OAuth 2.0 is a HTTPS-based protocol which enables a resource owner (the end-user), using a user-agent (typically a browser), lets a client (typically an API consumer) access a protected resource on a resource server (typically an API provider) using credentials stored on an authorization server. Access to the protected resource is authorized by an access token.

Clients are assigned secrets that are shared with the authorization server.

1. Authorization Flows

There are 4 flows available.

1.1. Authorization Code flow

The Authorization Code flow is used when the client is a third-party server or web application, which performs the access to the protected resource.

The client does not have access to the resource owner credentials.

The user-agent connects to a URL hosted by the client. The client redirects the user-agent to the authorization server, including information identifying itself (a client id), the request (scope — the permissions being requested), and a URL pointing back to the client (redirect URL — it is referred to as an URI in the spec though it is always a HTTP URL).

The authorization server authorizes the resource owner, and may perform authentication such as username/password verification, and confirmation of the action requested. On success, it directs the user-agent back to the client through the provided redirect URL, adding an authorization code to the URL.

The redirect URL typically points to a server-side script that requests the access token through a POST to the authorization server. The POST is authenticated by the client secret, and provides the authorization code received as proof that the resource owner has indeed authorized the request. The server responds with the access token and an expiration time in the POST response.

1.2. Implicit Grant flow

The Implicit Grant flow is used when the user-agent will access the protected resource directly, such as in a rich web application or a mobile app. The client secret is not used.

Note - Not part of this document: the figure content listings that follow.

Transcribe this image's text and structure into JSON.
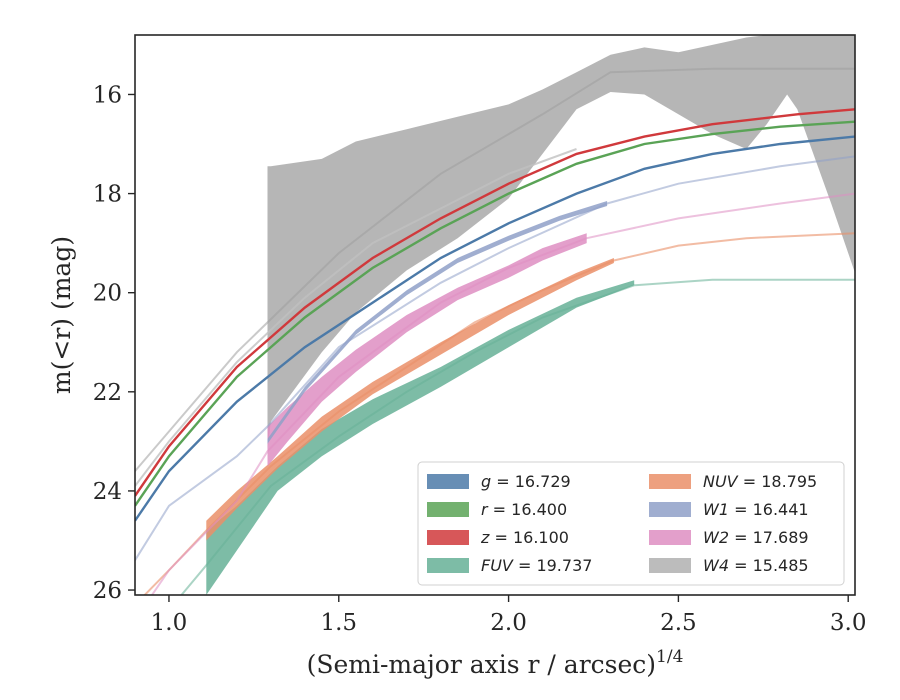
{
  "chart_data": {
    "type": "area",
    "xlabel": "(Semi-major axis r / arcsec)",
    "xlabel_exp": "1/4",
    "ylabel_main": "m(<r) (mag)",
    "xlim": [
      0.9,
      3.02
    ],
    "ylim": [
      26.1,
      14.8
    ],
    "y_inverted": true,
    "grid": false,
    "legend_position": "lower-right",
    "x_ticks": [
      1.0,
      1.5,
      2.0,
      2.5,
      3.0
    ],
    "x_tick_labels": [
      "1.0",
      "1.5",
      "2.0",
      "2.5",
      "3.0"
    ],
    "y_ticks": [
      16,
      18,
      20,
      22,
      24,
      26
    ],
    "y_tick_labels": [
      "16",
      "18",
      "20",
      "22",
      "24",
      "26"
    ],
    "series": [
      {
        "key": "W4",
        "legend_sym": "W4",
        "legend_val": " = 15.485",
        "italic": true,
        "color": "#9e9e9e",
        "band": {
          "x": [
            1.29,
            1.3,
            1.45,
            1.55,
            1.7,
            1.85,
            2.0,
            2.1,
            2.2,
            2.3,
            2.4,
            2.5,
            2.6,
            2.7,
            2.76,
            2.82,
            2.85,
            2.95,
            3.02
          ],
          "lo": [
            17.45,
            17.45,
            17.3,
            16.95,
            16.7,
            16.45,
            16.2,
            15.9,
            15.55,
            15.2,
            15.05,
            15.15,
            15.0,
            14.85,
            14.8,
            14.8,
            14.8,
            14.8,
            14.8
          ],
          "hi": [
            23.2,
            22.6,
            21.2,
            20.4,
            19.55,
            18.9,
            18.1,
            17.2,
            16.3,
            15.95,
            16.0,
            16.4,
            16.8,
            17.1,
            16.6,
            16.0,
            16.3,
            18.2,
            19.6
          ]
        },
        "line": {
          "x": [
            0.9,
            1.2,
            1.5,
            1.8,
            2.1,
            2.3,
            2.6,
            3.02
          ],
          "y": [
            23.6,
            21.2,
            19.2,
            17.6,
            16.4,
            15.55,
            15.48,
            15.48
          ]
        }
      },
      {
        "key": "FUV",
        "legend_sym": "FUV",
        "legend_val": " = 19.737",
        "italic": true,
        "color": "#66b096",
        "band": {
          "x": [
            1.11,
            1.2,
            1.32,
            1.45,
            1.6,
            1.8,
            2.0,
            2.2,
            2.37
          ],
          "lo": [
            24.8,
            24.3,
            23.5,
            22.75,
            22.15,
            21.5,
            20.75,
            20.1,
            19.75
          ],
          "hi": [
            26.1,
            25.2,
            24.0,
            23.3,
            22.65,
            21.9,
            21.1,
            20.3,
            19.85
          ]
        },
        "line": {
          "x": [
            0.9,
            1.0,
            1.11,
            1.3,
            1.5,
            1.7,
            1.9,
            2.1,
            2.37,
            2.6,
            3.02
          ],
          "y": [
            27.2,
            26.4,
            25.5,
            23.9,
            22.9,
            22.0,
            21.2,
            20.5,
            19.85,
            19.74,
            19.74
          ]
        }
      },
      {
        "key": "NUV",
        "legend_sym": "NUV",
        "legend_val": " = 18.795",
        "italic": true,
        "color": "#ea8f68",
        "band": {
          "x": [
            1.11,
            1.2,
            1.32,
            1.45,
            1.6,
            1.8,
            2.0,
            2.2,
            2.31
          ],
          "lo": [
            24.6,
            24.0,
            23.3,
            22.5,
            21.8,
            21.0,
            20.25,
            19.6,
            19.3
          ],
          "hi": [
            25.0,
            24.35,
            23.55,
            22.8,
            22.05,
            21.25,
            20.45,
            19.75,
            19.4
          ]
        },
        "line": {
          "x": [
            0.9,
            1.0,
            1.11,
            1.3,
            1.5,
            1.7,
            1.9,
            2.1,
            2.31,
            2.5,
            2.7,
            3.02
          ],
          "y": [
            26.3,
            25.6,
            24.8,
            23.5,
            22.4,
            21.5,
            20.6,
            19.95,
            19.35,
            19.05,
            18.9,
            18.8
          ]
        }
      },
      {
        "key": "W2",
        "legend_sym": "W2",
        "legend_val": " = 17.689",
        "italic": true,
        "color": "#de8ec2",
        "band": {
          "x": [
            1.29,
            1.35,
            1.45,
            1.55,
            1.7,
            1.85,
            2.0,
            2.1,
            2.23
          ],
          "lo": [
            22.7,
            22.3,
            21.7,
            21.15,
            20.45,
            19.9,
            19.45,
            19.1,
            18.8
          ],
          "hi": [
            23.5,
            23.0,
            22.2,
            21.6,
            20.8,
            20.15,
            19.7,
            19.35,
            19.0
          ]
        },
        "line": {
          "x": [
            0.9,
            1.0,
            1.2,
            1.29,
            1.5,
            1.8,
            2.0,
            2.23,
            2.5,
            2.8,
            3.02
          ],
          "y": [
            26.6,
            25.6,
            24.2,
            23.2,
            21.7,
            20.2,
            19.5,
            18.9,
            18.5,
            18.2,
            18.0
          ]
        }
      },
      {
        "key": "W1",
        "legend_sym": "W1",
        "legend_val": " = 16.441",
        "italic": true,
        "color": "#8fa0c8",
        "band": {
          "x": [
            1.29,
            1.4,
            1.55,
            1.7,
            1.85,
            2.0,
            2.15,
            2.29
          ],
          "lo": [
            22.95,
            21.9,
            20.75,
            19.95,
            19.3,
            18.85,
            18.45,
            18.15
          ],
          "hi": [
            23.05,
            22.0,
            20.85,
            20.05,
            19.4,
            18.95,
            18.55,
            18.25
          ]
        },
        "line": {
          "x": [
            0.9,
            1.0,
            1.2,
            1.29,
            1.5,
            1.8,
            2.0,
            2.29,
            2.5,
            2.8,
            3.02
          ],
          "y": [
            25.4,
            24.3,
            23.3,
            22.7,
            21.1,
            19.8,
            19.1,
            18.2,
            17.8,
            17.45,
            17.25
          ]
        }
      },
      {
        "key": "g",
        "legend_sym": "g",
        "legend_val": " = 16.729",
        "italic": true,
        "color": "#4c7aa8",
        "band": null,
        "line": {
          "x": [
            0.9,
            1.0,
            1.2,
            1.4,
            1.6,
            1.8,
            2.0,
            2.2,
            2.4,
            2.6,
            2.8,
            3.02
          ],
          "y": [
            24.6,
            23.6,
            22.2,
            21.1,
            20.2,
            19.3,
            18.6,
            18.0,
            17.5,
            17.2,
            17.0,
            16.85
          ]
        }
      },
      {
        "key": "r",
        "legend_sym": "r",
        "legend_val": " = 16.400",
        "italic": true,
        "color": "#5aa356",
        "band": null,
        "line": {
          "x": [
            0.9,
            1.0,
            1.2,
            1.4,
            1.6,
            1.8,
            2.0,
            2.2,
            2.4,
            2.6,
            2.8,
            3.02
          ],
          "y": [
            24.3,
            23.3,
            21.7,
            20.5,
            19.5,
            18.7,
            18.0,
            17.4,
            17.0,
            16.8,
            16.65,
            16.55
          ]
        }
      },
      {
        "key": "z",
        "legend_sym": "z",
        "legend_val": " = 16.100",
        "italic": true,
        "color": "#d0393c",
        "band": null,
        "line": {
          "x": [
            0.9,
            1.0,
            1.2,
            1.4,
            1.6,
            1.8,
            2.0,
            2.2,
            2.4,
            2.6,
            2.85,
            3.02
          ],
          "y": [
            24.1,
            23.1,
            21.5,
            20.3,
            19.3,
            18.5,
            17.8,
            17.2,
            16.85,
            16.6,
            16.4,
            16.3
          ]
        }
      },
      {
        "key": "gray-extra",
        "legend_sym": "",
        "legend_val": "",
        "italic": false,
        "color": "#c0c0c0",
        "band": null,
        "line": {
          "x": [
            0.9,
            1.0,
            1.2,
            1.4,
            1.6,
            1.8,
            2.0,
            2.2
          ],
          "y": [
            23.9,
            23.0,
            21.4,
            20.1,
            19.0,
            18.3,
            17.6,
            17.1
          ]
        }
      }
    ],
    "legend": [
      {
        "key": "g",
        "sym": "g",
        "val": " = 16.729",
        "color": "#4c7aa8"
      },
      {
        "key": "r",
        "sym": "r",
        "val": " = 16.400",
        "color": "#5aa356"
      },
      {
        "key": "z",
        "sym": "z",
        "val": " = 16.100",
        "color": "#d0393c"
      },
      {
        "key": "FUV",
        "sym": "FUV",
        "val": " = 19.737",
        "color": "#66b096"
      },
      {
        "key": "NUV",
        "sym": "NUV",
        "val": " = 18.795",
        "color": "#ea8f68"
      },
      {
        "key": "W1",
        "sym": "W1",
        "val": " = 16.441",
        "color": "#8fa0c8"
      },
      {
        "key": "W2",
        "sym": "W2",
        "val": " = 17.689",
        "color": "#de8ec2"
      },
      {
        "key": "W4",
        "sym": "W4",
        "val": " = 15.485",
        "color": "#b0b0b0"
      }
    ]
  }
}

The user-agent connects to a URL on the authorization server. This could either be a direct connection, or through a redirect made from the client. The request contains the client id, the request scope, and the redirect URL. If the authorization server passes the request, it performs a redirect to the redirect URL with the access token and expiration time in the fragment (after the hash #).

While the redirect URL points to the client, code inside the client (that is, the server-side app) does not see it. Instead, the URL may be used to load JavaScript that takes the access token from the URL and uses it. Or, a mobile app can capture the redirect, extract the access token and use it in its code, in which case the URL may just point to static content.

1.3. Resource Owner Password Credentials flow

The resource owner password credentials flow is used when the resource owner trusts the client to get its username and password. The client obtains the credentials through other means that are out of scope, then passes them directly to the authorization server to request an access token. This flow can be used to migrate traditional username/password authentication schemes.

1.4. Client Credentials flow

The client credentials flow obtains the access token purely based on the client shared secret.

2. Access to the Protected Resource

Once the client or user-agent (in the implicit grant flow) has the access token, it may use it to access the protected resource. There are 2 standard ways of sending the credentials, though more can be defined.

2.1. Bearer Token

The access token is should be placed in the Authorization HTTP header, and may only be placed in a POST request body, or the GET URL parameters as a fallback option.

2.2. MAC

A cryptographic MAC (Message Authentication Code) is computed using elements of the request and sent in the Authorization header. The Resource Owner computes and compares the MAC upon receiving the request.

The access token may only be placed in the Authorization HTTP header

3. Refresh Tokens

In the Authorization Code and Resource Owner Credentials flows, the authorization server implementation may choose to issue a refresh token. This refresh token may be used to obtain a new access token without requesting authorization again.